Jules Verne

Enfin, à l'extrémité du chevet, derrière le retable de l'autel, près d'une sombre encoignure, Franz sentit une porte vermoulue céder sous sa poussée.

Cette porte s'ouvrait sur une galerie, qui devait traverser l'enceinte.

C'était par là que le baron de Gortz et Orfanik étaient entrés dans la chapelle, et c'était par là qu'ils venaient d'en sortir.

Dès que Franz fut dans la galerie, il se trouva de nouveau au milieu d'une complète. obscurité. Après nombre de détours, sans avoir eu ni à monter ni à descendre, il était certain de s'être maintenu au niveau des cours intérieures.

Une demi-heure plus tard, l'obscurité parut être moins profonde : une demi-clarté se glissait à travers quelques ouvertures latérales de la galerie.

Franz put marcher plus rapidement, et il déboucha dans une large casemate, ménagée sous ce terre-plein du bastion, qui flanquait l'angle gauche de la courtine.

Cette casemate était percée d'étroites meurtrières, par lesquelles pénétraient les rayons de la lune.

A l'opposé il y avait une porte ouverte.

Le premier soin de Franz fut de se placer devant une des meurtrières, afin de respirer cette fraîche brise de la nuit durant quelques secondes.

Mais, au moment où il allait se retirer, il crut apercevoir deux ou trois ombres, qui se mouvaient à l'extrémité inférieure du plateau d'Orgall, éclairé jusqu'au sombre massif de la sapinière.

Franz regarda.

Quelques hommes allaient et venaient sur ce plateau, un peu en avant des arbres -- sans doute les agents de Karlsburg, ramenés par Rotzko. S'étaient-ils donc décidés à opérer de nuit, dans l'espoir de surprendre les hôtes du château, ou attendaient-ils en cet endroit les premières lueurs de l'aube ?

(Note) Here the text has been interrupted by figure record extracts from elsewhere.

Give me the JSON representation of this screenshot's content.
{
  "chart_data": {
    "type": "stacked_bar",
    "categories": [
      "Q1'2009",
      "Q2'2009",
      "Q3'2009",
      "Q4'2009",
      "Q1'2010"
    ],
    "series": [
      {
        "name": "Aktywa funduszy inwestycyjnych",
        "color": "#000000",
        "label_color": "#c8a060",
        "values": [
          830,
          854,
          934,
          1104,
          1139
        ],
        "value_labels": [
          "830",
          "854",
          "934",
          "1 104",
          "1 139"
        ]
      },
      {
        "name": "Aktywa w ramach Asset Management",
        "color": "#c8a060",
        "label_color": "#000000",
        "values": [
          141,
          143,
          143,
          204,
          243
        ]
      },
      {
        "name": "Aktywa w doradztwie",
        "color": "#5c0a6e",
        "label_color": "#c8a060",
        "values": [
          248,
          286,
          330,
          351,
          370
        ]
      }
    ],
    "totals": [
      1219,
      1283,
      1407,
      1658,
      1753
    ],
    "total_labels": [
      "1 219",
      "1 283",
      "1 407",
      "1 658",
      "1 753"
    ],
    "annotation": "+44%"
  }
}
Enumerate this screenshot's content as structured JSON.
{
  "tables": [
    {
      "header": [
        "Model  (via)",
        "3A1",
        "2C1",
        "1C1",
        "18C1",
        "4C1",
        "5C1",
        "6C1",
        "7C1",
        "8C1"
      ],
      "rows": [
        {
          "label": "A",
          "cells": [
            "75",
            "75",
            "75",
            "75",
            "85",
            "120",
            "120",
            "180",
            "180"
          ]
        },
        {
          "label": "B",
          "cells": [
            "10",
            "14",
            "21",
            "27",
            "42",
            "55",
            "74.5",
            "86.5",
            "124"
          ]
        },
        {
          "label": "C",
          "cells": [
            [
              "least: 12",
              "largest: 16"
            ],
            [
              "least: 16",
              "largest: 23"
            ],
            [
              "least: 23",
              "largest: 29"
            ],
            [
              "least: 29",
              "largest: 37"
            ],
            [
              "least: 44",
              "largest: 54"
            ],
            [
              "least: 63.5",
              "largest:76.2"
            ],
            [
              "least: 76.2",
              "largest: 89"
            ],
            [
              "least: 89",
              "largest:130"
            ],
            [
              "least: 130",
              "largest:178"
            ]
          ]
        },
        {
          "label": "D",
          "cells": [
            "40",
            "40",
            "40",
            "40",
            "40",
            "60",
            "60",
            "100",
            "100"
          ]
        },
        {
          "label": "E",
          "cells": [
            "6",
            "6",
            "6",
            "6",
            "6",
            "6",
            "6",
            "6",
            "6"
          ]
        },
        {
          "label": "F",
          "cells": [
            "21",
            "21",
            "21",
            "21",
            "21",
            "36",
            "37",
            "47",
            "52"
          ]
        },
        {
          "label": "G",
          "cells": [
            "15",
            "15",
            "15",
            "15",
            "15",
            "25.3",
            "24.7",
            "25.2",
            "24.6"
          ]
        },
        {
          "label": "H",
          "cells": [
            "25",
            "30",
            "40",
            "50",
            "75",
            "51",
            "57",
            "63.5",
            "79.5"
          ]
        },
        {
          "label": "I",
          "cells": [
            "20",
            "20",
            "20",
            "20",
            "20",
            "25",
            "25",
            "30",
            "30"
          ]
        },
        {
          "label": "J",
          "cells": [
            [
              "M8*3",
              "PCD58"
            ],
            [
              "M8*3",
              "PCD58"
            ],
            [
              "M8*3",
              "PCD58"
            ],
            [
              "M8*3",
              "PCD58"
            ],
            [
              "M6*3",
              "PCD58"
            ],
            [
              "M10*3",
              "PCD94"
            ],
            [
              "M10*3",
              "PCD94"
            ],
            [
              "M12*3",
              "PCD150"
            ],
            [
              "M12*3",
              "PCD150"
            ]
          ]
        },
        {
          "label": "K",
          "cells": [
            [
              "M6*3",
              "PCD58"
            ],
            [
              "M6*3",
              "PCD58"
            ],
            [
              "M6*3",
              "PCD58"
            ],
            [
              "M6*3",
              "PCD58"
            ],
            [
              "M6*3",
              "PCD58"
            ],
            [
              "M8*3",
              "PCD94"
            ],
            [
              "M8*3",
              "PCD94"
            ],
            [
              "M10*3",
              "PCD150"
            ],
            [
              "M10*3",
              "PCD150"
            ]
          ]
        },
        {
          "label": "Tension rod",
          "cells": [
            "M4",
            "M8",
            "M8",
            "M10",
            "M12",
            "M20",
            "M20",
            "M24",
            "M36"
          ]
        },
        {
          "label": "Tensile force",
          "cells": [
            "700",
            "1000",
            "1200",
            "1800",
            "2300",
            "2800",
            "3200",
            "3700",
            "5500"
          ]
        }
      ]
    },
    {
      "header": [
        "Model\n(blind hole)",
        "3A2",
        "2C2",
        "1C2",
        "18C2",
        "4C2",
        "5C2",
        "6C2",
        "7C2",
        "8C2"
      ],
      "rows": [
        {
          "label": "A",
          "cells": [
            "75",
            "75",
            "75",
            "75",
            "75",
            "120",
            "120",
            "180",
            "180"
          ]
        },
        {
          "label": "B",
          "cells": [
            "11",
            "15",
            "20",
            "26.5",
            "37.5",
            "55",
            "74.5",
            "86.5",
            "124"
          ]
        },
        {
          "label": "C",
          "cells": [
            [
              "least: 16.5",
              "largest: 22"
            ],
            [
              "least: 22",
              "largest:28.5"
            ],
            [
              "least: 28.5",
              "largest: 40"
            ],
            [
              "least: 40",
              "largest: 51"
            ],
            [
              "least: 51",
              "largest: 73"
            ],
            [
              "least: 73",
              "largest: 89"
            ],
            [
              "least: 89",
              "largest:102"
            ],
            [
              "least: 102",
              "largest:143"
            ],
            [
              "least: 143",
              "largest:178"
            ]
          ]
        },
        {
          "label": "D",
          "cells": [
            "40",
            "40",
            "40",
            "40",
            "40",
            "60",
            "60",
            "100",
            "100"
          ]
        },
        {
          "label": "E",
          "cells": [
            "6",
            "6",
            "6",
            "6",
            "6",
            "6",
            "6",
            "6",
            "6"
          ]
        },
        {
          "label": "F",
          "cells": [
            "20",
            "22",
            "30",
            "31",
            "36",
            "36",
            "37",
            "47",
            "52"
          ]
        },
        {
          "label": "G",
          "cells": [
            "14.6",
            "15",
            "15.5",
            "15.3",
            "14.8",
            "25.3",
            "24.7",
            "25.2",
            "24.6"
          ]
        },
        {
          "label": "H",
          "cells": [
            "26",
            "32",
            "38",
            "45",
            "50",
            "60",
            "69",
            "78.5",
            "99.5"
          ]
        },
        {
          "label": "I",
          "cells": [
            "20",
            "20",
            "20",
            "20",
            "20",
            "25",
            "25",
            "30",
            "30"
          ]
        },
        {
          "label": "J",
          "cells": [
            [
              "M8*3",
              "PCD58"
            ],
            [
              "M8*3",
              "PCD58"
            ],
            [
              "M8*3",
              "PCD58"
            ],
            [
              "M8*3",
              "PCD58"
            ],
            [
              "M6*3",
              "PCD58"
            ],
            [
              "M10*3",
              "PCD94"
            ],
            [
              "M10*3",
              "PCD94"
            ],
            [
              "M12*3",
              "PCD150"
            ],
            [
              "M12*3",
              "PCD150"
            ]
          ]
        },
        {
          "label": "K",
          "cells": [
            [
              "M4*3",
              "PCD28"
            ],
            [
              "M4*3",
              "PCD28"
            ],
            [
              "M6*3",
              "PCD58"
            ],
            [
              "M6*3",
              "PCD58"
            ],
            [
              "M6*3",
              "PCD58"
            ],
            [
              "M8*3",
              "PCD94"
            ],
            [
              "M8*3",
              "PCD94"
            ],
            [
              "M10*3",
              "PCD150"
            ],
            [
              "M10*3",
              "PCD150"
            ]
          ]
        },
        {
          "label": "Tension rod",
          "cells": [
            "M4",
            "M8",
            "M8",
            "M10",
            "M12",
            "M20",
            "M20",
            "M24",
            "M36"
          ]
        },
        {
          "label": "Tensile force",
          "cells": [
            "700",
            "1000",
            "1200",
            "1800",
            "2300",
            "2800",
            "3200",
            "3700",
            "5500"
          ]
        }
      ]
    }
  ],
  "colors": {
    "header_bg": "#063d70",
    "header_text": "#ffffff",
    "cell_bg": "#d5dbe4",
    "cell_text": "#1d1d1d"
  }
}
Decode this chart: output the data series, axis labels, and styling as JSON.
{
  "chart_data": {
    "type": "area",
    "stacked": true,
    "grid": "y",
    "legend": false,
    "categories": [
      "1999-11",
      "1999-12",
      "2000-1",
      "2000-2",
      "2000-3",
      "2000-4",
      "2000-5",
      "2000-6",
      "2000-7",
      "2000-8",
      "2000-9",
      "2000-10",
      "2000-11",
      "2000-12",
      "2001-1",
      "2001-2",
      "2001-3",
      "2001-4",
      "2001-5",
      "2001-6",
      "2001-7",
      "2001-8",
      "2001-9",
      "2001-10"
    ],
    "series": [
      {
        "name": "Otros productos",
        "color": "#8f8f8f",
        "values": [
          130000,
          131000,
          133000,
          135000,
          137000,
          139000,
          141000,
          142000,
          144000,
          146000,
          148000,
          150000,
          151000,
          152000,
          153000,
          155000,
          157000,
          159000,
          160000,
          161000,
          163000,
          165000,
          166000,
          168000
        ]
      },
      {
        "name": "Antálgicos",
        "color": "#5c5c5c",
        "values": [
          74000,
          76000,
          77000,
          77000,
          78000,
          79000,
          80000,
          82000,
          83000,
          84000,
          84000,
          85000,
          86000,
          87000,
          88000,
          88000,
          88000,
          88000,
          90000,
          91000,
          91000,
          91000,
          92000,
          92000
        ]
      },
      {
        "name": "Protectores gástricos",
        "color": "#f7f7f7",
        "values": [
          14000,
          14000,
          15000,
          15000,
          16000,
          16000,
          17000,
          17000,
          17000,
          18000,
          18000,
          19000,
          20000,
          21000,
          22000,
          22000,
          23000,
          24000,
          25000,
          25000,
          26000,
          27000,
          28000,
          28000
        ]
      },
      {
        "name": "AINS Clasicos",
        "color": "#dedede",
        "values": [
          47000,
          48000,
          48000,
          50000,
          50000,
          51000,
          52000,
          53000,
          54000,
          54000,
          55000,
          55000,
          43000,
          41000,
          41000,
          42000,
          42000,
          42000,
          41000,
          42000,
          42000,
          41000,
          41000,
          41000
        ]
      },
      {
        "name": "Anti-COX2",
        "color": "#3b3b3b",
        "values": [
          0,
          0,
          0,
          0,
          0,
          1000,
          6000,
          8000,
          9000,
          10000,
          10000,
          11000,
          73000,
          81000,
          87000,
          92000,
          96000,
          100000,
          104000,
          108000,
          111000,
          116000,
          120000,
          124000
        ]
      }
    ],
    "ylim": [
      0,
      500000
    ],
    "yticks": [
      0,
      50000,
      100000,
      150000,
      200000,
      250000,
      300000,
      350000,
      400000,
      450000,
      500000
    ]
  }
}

Quel effort Franz dut faire sur lui-même pour retenir le cri prêt à lui échapper, pour ne pas appeler Rotzko, qui aurait bien su entendre et reconnaître sa voix ! Mais ce cri pouvait arriver jusqu'au donjon, et, avant que les agents eussent escaladé l'enceinte, Rodolphe de Gortz aurait le temps de mettre son appareil en activité et de s'enfuir par le tunnel.

Franz parvint à se maîtriser et s'éloigna de la meurtrière. Puis, la casemate traversée, il franchit la porte et continua de suivre la galerie.

Cinq cents pas plus loin, il arriva au seuil d'un escalier qui se déroulait dans l'épaisseur du mur.

Était-il enfin au donjon qui se dressait au milieu de la place d'armes ? Il avait lieu de le croire.

Cependant, cet escalier ne devait pas être l'escalier principal qui accédait aux divers étages. Il ne se composait que d'une suite d'échelons circulaires, disposés comme les filets d'une vis à l'intérieur d'une cage étroite et obscure.

Franz monta sans bruit, écoutant, mais n'entendant rien, et, au bout d'une vingtaine de marches, il s'arrêta sur un palier.

Là, une porte s'ouvrait attenant à la terrasse, dont le donjon était entouré à son premier étage.

Franz se glissa le long de cette terrasse et, en prenant le soin de s'abriter derrière le parapet, il regarda dans la direction du plateau d'Orgall.

Plusieurs hommes apparaissaient encore au bord de la sapinière, et rien n'indiquait qu'ils voulussent se rapprocher du burg.

Décidé à rejoindre le baron de Gortz avant qu'il se fût enfui par le tunnel du col, Franz contourna l'étage et arriva devant une autre porte, où la vis de l'escalier reprenait sa révolution ascendante.

Il mit le pied sur la première marche, appuya ses deux mains aux parois, et commença à monter.

Toujours même silence.

L'appartement du premier étage n'était point habité.

Franz se hâta d'atteindre les paliers qui donnaient accès aux étages supérieurs.

Lorsqu'il eut atteint le troisième palier, son pied ne rencontra plus de marche. Là se terminait l'escalier, qui desservait l'appartement le plus élevé du donjon, celui que couronnait la plate-forme crénelée, où flottait autrefois l'étendard des barons de Gortz.

La paroi, à gauche du palier, était percée d'une porte, fermée en ce moment.

A travers le trou de la serrure, dont la clef était en dehors, filtrait un vif rayon de lumière.